Context: Nonradiographic tests to identify fractures rely on a patient's report of increased pain at the site of injury. These tests can be misleading and produce false-positive or false-negative results because of differences in pain tolerance. A painless technique using a tuning fork and stethoscope to detect fractures has undergone limited review in the athletic training literature.
Objective: To determine if the use of a 128-Hz vibrating tuning fork and stethoscope were effective in identifying fractures.
Design: Cross-sectional study.
Setting: University athletic training room or local orthopaedic center when fractures were suspected.
Patients or other participants: A total of 37 patients (19 males, 18 females) volunteered.
Main outcome measure(s): A diminished or absent sound arising from the injured bone as compared with the uninjured bone represented a positive sign for a fracture.

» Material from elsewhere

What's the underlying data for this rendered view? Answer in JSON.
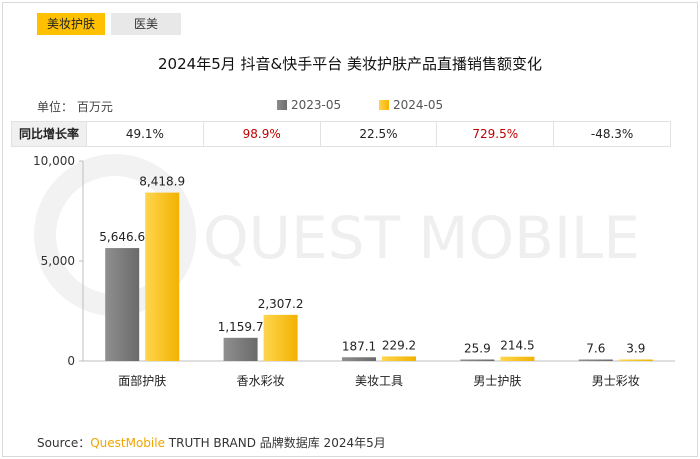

Radiographs interpreted by the attending orthopaedic physician provided the standard for comparison of diagnostic findings.
Results: Sensitivity was 0.83 (10:12), specificity was 0.80 (20:25), positive likelihood ratio was 4.2, negative likelihood ratio was 0.21, and diagnostic accuracy was 81% (30:37).
Conclusions: The tuning fork and stethoscope technique was an effective screening method for a variety of fractures.
Keywords: assessment; auscultation; false-negative results; false-positive results.